Zaten nas olduğu içindir ki, kendi hükümetinin direktifleri doğrultusunda TBMM Kadın Erkek Fırsat Eşitliği Komisyonu 3 Temmuz 2019’da toplandı ve kendi bünyesinde “İstanbul Sözleşmesi›nin Etkin Uygulanması ve İzlenmesi Alt Komisyonu” adında bir komisyon daha kurdu. Başkanlığına Ak Parti Milletvekili Hülya Nergis’in seçildiği bu komisyonun üyeleri de KADEM, Kadın Dayanışma Vakfı, Mor Çatı Kadın Sığınağı Vakfı ve Türk Kadınlar Birliği’dir.
Bu dernekleri aynı çatı altında gördüğümde, aklıma gelen ilk soru şu oldu: yöneticilerinin kendilerini Müslüman olarak tanımlayan KADEM ile yine yöneticilerinin kendilerini İslam’ın dışında konumlandırdıkları bu derneklerin üzerinde mutabık kaldıkları ve hayata geçirmek için birlikte cansiperane birlikte mücadele ettikleri şey nedir?
Üzülerek ifade edeyim ki, KADEM İstanbul Sözleşmesi bağlamında üslendiği rol veya kendisine biçilen rol itibariyle bir Truva Atı gibidir. Yine İstanbul Sözleşmesi bağlamında doğruları söylememekte ısrar etmesi ve kendisine yöneltilen sorulara cevap vermek yerine maksadını aşan bir üslup kullanması da bu endişemizi doğrular niteliktedir.
Evvela belirtelim ki, Cumhuriyet Tarihi boyunca İstanbul Sözleşmesi kadar toplumun değerlerini topyekûn hedef alan bir kanun çıkarılmamıştır. Öyleyse hiçbirimizin sözü eğip bükmeye ve hakikatin hilafına konuşmaya hakkımız yok. İster hükümet olsun ister KADEM veya başka kurum ve kişiler olsunlar, İstanbul Sözleşmesinden yana olmak, bu toplumun değerlerine karşı başlatılan topyekûn savaşın birer neferi olmayı da kabul etmektir!

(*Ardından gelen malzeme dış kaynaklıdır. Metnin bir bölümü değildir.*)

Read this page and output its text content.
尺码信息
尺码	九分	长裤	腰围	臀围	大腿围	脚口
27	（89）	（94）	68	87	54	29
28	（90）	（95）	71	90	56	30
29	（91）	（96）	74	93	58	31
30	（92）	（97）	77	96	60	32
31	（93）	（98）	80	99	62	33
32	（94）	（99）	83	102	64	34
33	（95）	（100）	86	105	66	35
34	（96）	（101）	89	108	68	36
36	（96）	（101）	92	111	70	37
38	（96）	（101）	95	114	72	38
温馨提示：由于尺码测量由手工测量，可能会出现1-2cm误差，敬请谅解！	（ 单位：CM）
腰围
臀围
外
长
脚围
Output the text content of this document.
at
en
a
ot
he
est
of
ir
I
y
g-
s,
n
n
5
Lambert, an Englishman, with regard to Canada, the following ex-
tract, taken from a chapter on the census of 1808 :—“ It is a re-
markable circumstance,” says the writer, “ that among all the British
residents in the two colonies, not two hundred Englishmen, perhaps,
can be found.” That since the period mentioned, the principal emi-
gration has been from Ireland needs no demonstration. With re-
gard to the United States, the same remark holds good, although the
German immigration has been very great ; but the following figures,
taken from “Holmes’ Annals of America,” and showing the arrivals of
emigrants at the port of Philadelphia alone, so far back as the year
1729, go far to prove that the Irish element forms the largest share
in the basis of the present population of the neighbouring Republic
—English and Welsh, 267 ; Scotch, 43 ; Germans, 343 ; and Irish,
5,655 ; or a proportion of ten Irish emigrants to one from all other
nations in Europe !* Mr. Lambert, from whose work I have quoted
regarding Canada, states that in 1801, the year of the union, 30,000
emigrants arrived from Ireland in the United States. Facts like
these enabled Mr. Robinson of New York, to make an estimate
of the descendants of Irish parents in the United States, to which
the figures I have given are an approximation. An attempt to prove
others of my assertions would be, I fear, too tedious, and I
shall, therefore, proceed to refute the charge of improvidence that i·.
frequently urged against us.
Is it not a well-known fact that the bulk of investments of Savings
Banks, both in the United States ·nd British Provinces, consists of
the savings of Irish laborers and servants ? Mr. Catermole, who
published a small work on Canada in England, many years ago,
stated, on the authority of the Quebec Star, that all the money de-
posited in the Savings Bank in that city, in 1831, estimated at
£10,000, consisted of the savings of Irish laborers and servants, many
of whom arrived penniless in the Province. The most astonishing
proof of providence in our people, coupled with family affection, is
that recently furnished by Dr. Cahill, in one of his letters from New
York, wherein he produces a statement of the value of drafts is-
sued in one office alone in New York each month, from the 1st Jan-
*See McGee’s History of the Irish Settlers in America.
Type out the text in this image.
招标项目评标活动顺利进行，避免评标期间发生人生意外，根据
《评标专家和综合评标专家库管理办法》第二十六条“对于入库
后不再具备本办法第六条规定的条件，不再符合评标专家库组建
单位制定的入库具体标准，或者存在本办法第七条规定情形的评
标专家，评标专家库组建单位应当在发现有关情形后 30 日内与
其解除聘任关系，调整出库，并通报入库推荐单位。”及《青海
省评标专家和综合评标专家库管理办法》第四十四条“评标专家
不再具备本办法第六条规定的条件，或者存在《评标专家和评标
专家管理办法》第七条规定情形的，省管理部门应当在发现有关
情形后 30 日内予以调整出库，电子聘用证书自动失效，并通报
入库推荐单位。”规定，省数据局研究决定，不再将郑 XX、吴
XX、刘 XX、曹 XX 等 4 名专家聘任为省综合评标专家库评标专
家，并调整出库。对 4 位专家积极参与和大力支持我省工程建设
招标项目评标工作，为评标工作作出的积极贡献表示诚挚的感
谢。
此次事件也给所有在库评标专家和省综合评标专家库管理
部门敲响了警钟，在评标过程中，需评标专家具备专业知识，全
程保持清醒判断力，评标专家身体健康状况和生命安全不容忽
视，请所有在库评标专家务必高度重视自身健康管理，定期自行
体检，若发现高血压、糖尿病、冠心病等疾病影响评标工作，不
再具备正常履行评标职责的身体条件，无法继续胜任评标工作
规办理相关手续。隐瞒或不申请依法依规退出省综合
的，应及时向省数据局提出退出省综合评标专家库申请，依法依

Hükümet, KADEM ve bu yasaya hayat verenlere şu soruyu yöneltiyoruz: İstanbul Sözleşmesi zinayı, eşcinselliği ve eşcinsel evliliği meşru gördüğü, aileyi itibarsızlaştırıp aile-evlilik dışı üremeyi zımnen teşvik ettiği ve kısaca manevi ve milli değerlerimize karşı bir savaş ilanı olduğu halde bu yasayı cansiperane mücadele ile sahiplenmenizi iman ettiğiniz Kur’an’ın hangi hükümlerine borçlusunuz?